Most of the cast is spot on, with Quinto in particular getting Spock's character and Pegg doing a great job as Scotty. Chris Pine as James Kirk has been a bit of disappointment, missing a bit of the captain's egotistical swagger.
Uhura has been updated a bit, as the original role was a bit thin. Zoe Saldana brings a human aspect to the communications officer. Rounding out the major cast, Karl Urban nails the role of Dr, McCoy, forever complaining about the primitive tools he is forced to work with.
The characters playing Sulu and Chekov, John Cho and Anton Yelchin respectively, had little to do in this episode.

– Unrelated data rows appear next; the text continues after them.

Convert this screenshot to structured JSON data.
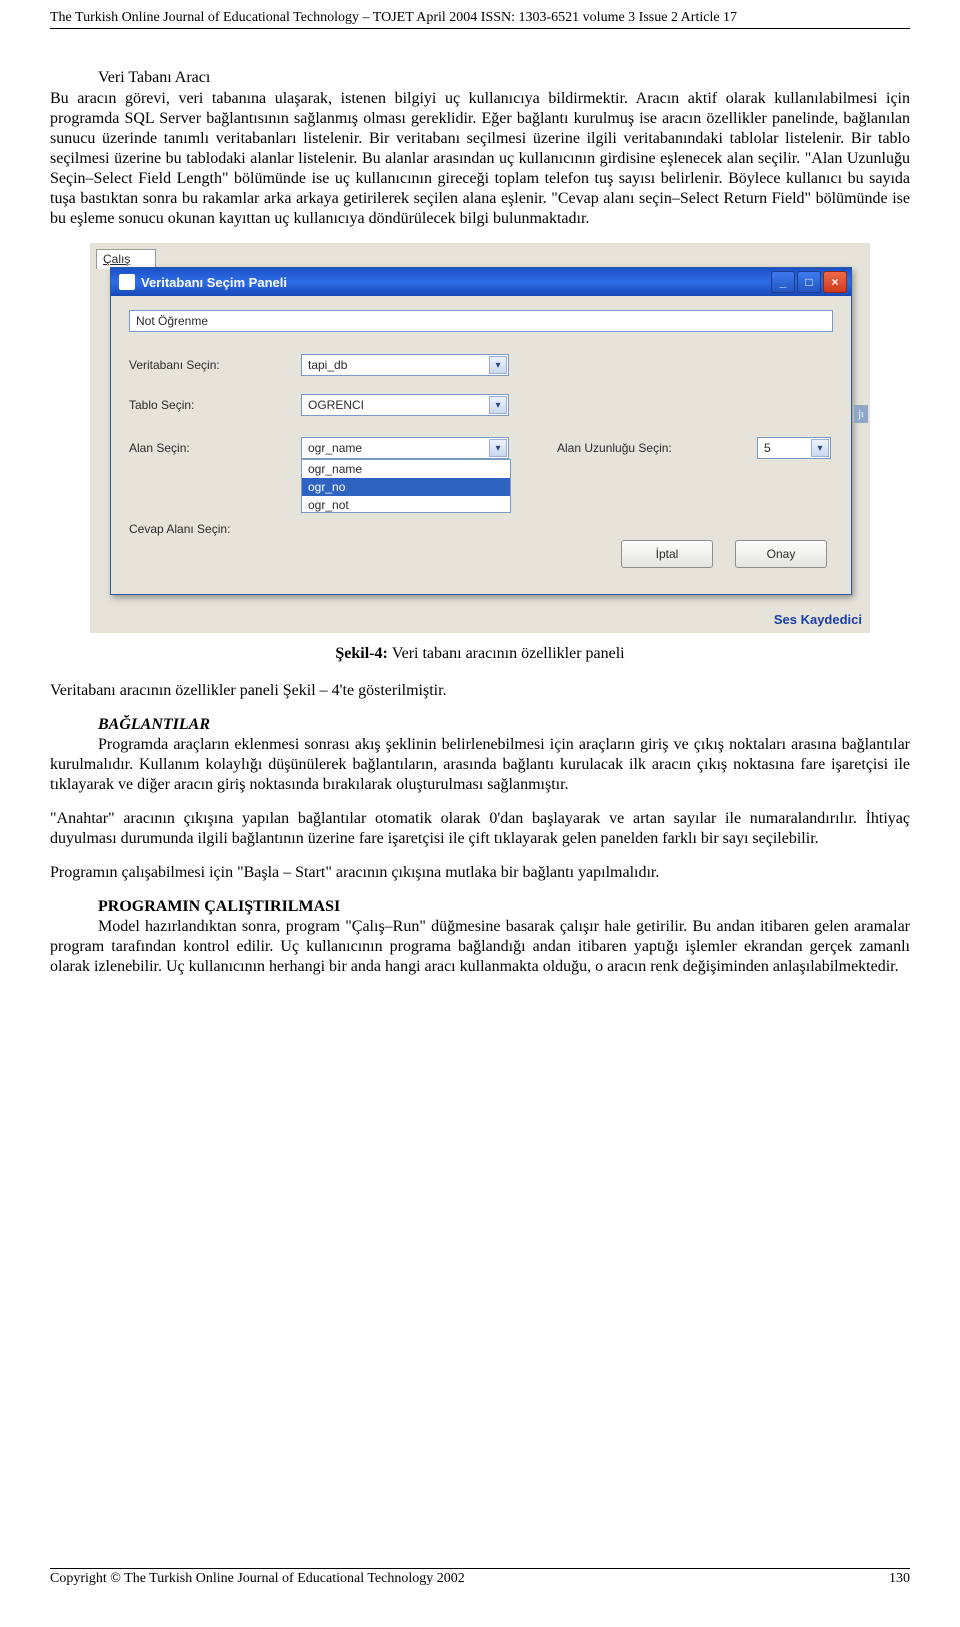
{
  "header_line": "The Turkish Online Journal of Educational Technology – TOJET April 2004 ISSN: 1303-6521 volume 3 Issue 2 Article 17",
  "section1_title": "Veri Tabanı Aracı",
  "section1_body": "Bu aracın görevi, veri tabanına ulaşarak, istenen bilgiyi uç kullanıcıya bildirmektir. Aracın aktif olarak kullanılabilmesi için programda SQL Server bağlantısının sağlanmış olması gereklidir. Eğer bağlantı kurulmuş ise aracın özellikler panelinde, bağlanılan sunucu üzerinde tanımlı veritabanları listelenir. Bir veritabanı seçilmesi üzerine ilgili veritabanındaki tablolar listelenir. Bir tablo seçilmesi üzerine bu tablodaki alanlar listelenir. Bu alanlar arasından uç kullanıcının girdisine eşlenecek alan seçilir. \"Alan Uzunluğu Seçin–Select Field Length\" bölümünde ise uç kullanıcının gireceği toplam telefon tuş sayısı belirlenir. Böylece kullanıcı bu sayıda tuşa bastıktan sonra bu rakamlar arka arkaya getirilerek seçilen alana eşlenir. \"Cevap alanı seçin–Select Return Field\" bölümünde ise bu eşleme sonucu okunan kayıttan uç kullanıcıya döndürülecek bilgi bulunmaktadır.",
  "screenshot": {
    "bg_tab": "Çalış",
    "window_title": "Veritabanı Seçim Paneli",
    "top_input": "Not Öğrenme",
    "labels": {
      "db": "Veritabanı Seçin:",
      "table": "Tablo Seçin:",
      "field": "Alan Seçin:",
      "field_length": "Alan Uzunluğu Seçin:",
      "return_field": "Cevap Alanı Seçin:"
    },
    "values": {
      "db": "tapi_db",
      "table": "OGRENCI",
      "field": "ogr_name",
      "field_length": "5",
      "list": [
        "ogr_name",
        "ogr_no",
        "ogr_not"
      ],
      "list_selected_index": 1
    },
    "buttons": {
      "cancel": "İptal",
      "ok": "Onay"
    },
    "side_label": "jı",
    "bottom_bar": "Ses Kaydedici"
  },
  "caption_prefix": "Şekil-4: ",
  "caption_rest": "Veri tabanı aracının özellikler paneli",
  "after_caption": "Veritabanı aracının özellikler paneli Şekil – 4'te gösterilmiştir.",
  "section2_title": "BAĞLANTILAR",
  "section2_body": "Programda araçların eklenmesi sonrası akış şeklinin belirlenebilmesi için araçların giriş ve çıkış noktaları arasına bağlantılar kurulmalıdır. Kullanım kolaylığı düşünülerek bağlantıların, arasında bağlantı kurulacak ilk aracın çıkış noktasına fare işaretçisi ile tıklayarak ve diğer aracın giriş noktasında bırakılarak oluşturulması sağlanmıştır.",
  "para3": "\"Anahtar\" aracının çıkışına yapılan bağlantılar otomatik olarak 0'dan başlayarak ve artan sayılar ile numaralandırılır. İhtiyaç duyulması durumunda ilgili bağlantının üzerine fare işaretçisi ile çift tıklayarak gelen panelden farklı bir sayı seçilebilir.",
  "para4": "Programın çalışabilmesi için \"Başla – Start\" aracının çıkışına mutlaka bir bağlantı yapılmalıdır.",
  "section3_title": "PROGRAMIN ÇALIŞTIRILMASI",
  "section3_body": "Model hazırlandıktan sonra, program \"Çalış–Run\" düğmesine basarak çalışır hale getirilir.  Bu andan itibaren gelen aramalar program tarafından kontrol edilir. Uç kullanıcının programa bağlandığı andan itibaren yaptığı işlemler ekrandan gerçek zamanlı olarak izlenebilir. Uç kullanıcının herhangi bir anda hangi aracı kullanmakta olduğu, o aracın renk değişiminden anlaşılabilmektedir.",
  "footer_left": "Copyright © The Turkish Online Journal of Educational Technology 2002",
  "footer_right": "130"
}
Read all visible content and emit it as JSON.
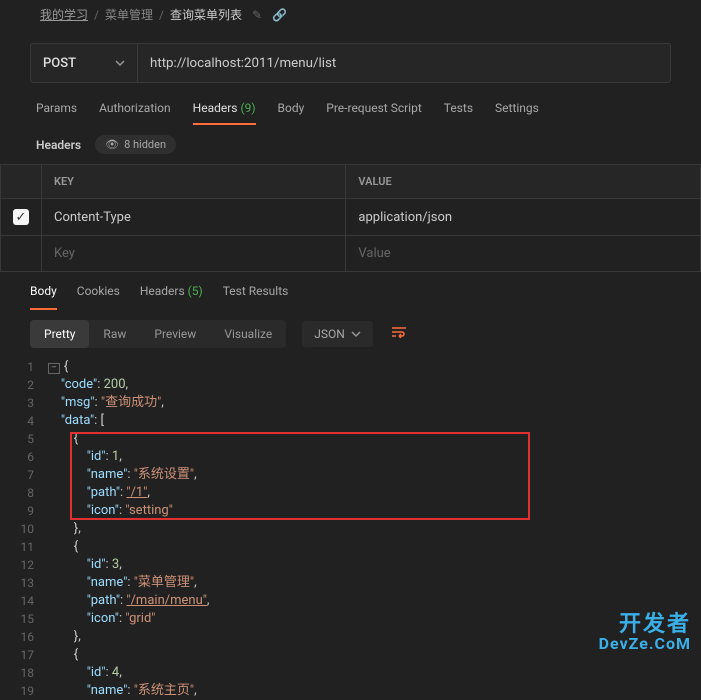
{
  "breadcrumb": {
    "root": "我的学习",
    "mid": "菜单管理",
    "current": "查询菜单列表"
  },
  "request": {
    "method": "POST",
    "url": "http://localhost:2011/menu/list"
  },
  "tabs": {
    "params": "Params",
    "auth": "Authorization",
    "headers": "Headers",
    "headers_count": "(9)",
    "body": "Body",
    "prereq": "Pre-request Script",
    "tests": "Tests",
    "settings": "Settings"
  },
  "headers_sub": {
    "label": "Headers",
    "hidden": "8 hidden"
  },
  "table": {
    "col_key": "KEY",
    "col_value": "VALUE",
    "row_key": "Content-Type",
    "row_value": "application/json",
    "ph_key": "Key",
    "ph_value": "Value"
  },
  "resp_tabs": {
    "body": "Body",
    "cookies": "Cookies",
    "headers": "Headers",
    "headers_count": "(5)",
    "results": "Test Results"
  },
  "fmt": {
    "pretty": "Pretty",
    "raw": "Raw",
    "preview": "Preview",
    "visualize": "Visualize",
    "lang": "JSON"
  },
  "watermark": {
    "l1": "开发者",
    "l2": "DevZe.CoM"
  },
  "chart_data": {
    "type": "table",
    "title": "JSON response body",
    "response": {
      "code": 200,
      "msg": "查询成功",
      "data": [
        {
          "id": 1,
          "name": "系统设置",
          "path": "/1",
          "icon": "setting"
        },
        {
          "id": 3,
          "name": "菜单管理",
          "path": "/main/menu",
          "icon": "grid"
        },
        {
          "id": 4,
          "name": "系统主页"
        }
      ]
    },
    "lines": [
      {
        "n": 1,
        "t": "{"
      },
      {
        "n": 2,
        "t": "    \"code\": 200,"
      },
      {
        "n": 3,
        "t": "    \"msg\": \"查询成功\","
      },
      {
        "n": 4,
        "t": "    \"data\": ["
      },
      {
        "n": 5,
        "t": "        {"
      },
      {
        "n": 6,
        "t": "            \"id\": 1,"
      },
      {
        "n": 7,
        "t": "            \"name\": \"系统设置\","
      },
      {
        "n": 8,
        "t": "            \"path\": \"/1\","
      },
      {
        "n": 9,
        "t": "            \"icon\": \"setting\""
      },
      {
        "n": 10,
        "t": "        },"
      },
      {
        "n": 11,
        "t": "        {"
      },
      {
        "n": 12,
        "t": "            \"id\": 3,"
      },
      {
        "n": 13,
        "t": "            \"name\": \"菜单管理\","
      },
      {
        "n": 14,
        "t": "            \"path\": \"/main/menu\","
      },
      {
        "n": 15,
        "t": "            \"icon\": \"grid\""
      },
      {
        "n": 16,
        "t": "        },"
      },
      {
        "n": 17,
        "t": "        {"
      },
      {
        "n": 18,
        "t": "            \"id\": 4,"
      },
      {
        "n": 19,
        "t": "            \"name\": \"系统主页\","
      }
    ]
  }
}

Yelchin in real life died just before the film was released in an incident involving a rolling vehicle. Reportedly, his character will not be replaced in the next film.
The villain was a bit disappointing. Idris Elba plays Krall, a warrior leader searching for some long-lost final piece of a weapon. It is a fairly one-dimensional role, even if in the end there is a twist. The power hungry alien dictator with a growling voice has been done countless times, and there is not much new here.
There has been a movement to make Idris Elba the next James Bond. He is a good actor, but this time he was a bit lost under all the heavy makeup.
Scoring much better was Sofia Boutella as a rebel on the planet where the action take place. She created a tough and resourceful survivor, a welcome change from the damsels in distress that plague action films. There were some hints she may return in the future, so hopefully we will see her again.
The plot of the film, for all its well-staged action, is a bit run of the mill. The individual action scenes are much more memorable than the overall story of a maniac wanting to dominate the galaxy. It is bit less compelling than the first two episodes of the reboot series.
But that should not bother the diehard fans. In a summer of disappointing blockbusters, Star Trek reliably delivers on it formula of action and comedy, with the familiar cast of humans and aliens managing to work together despite or perhaps because of their differences.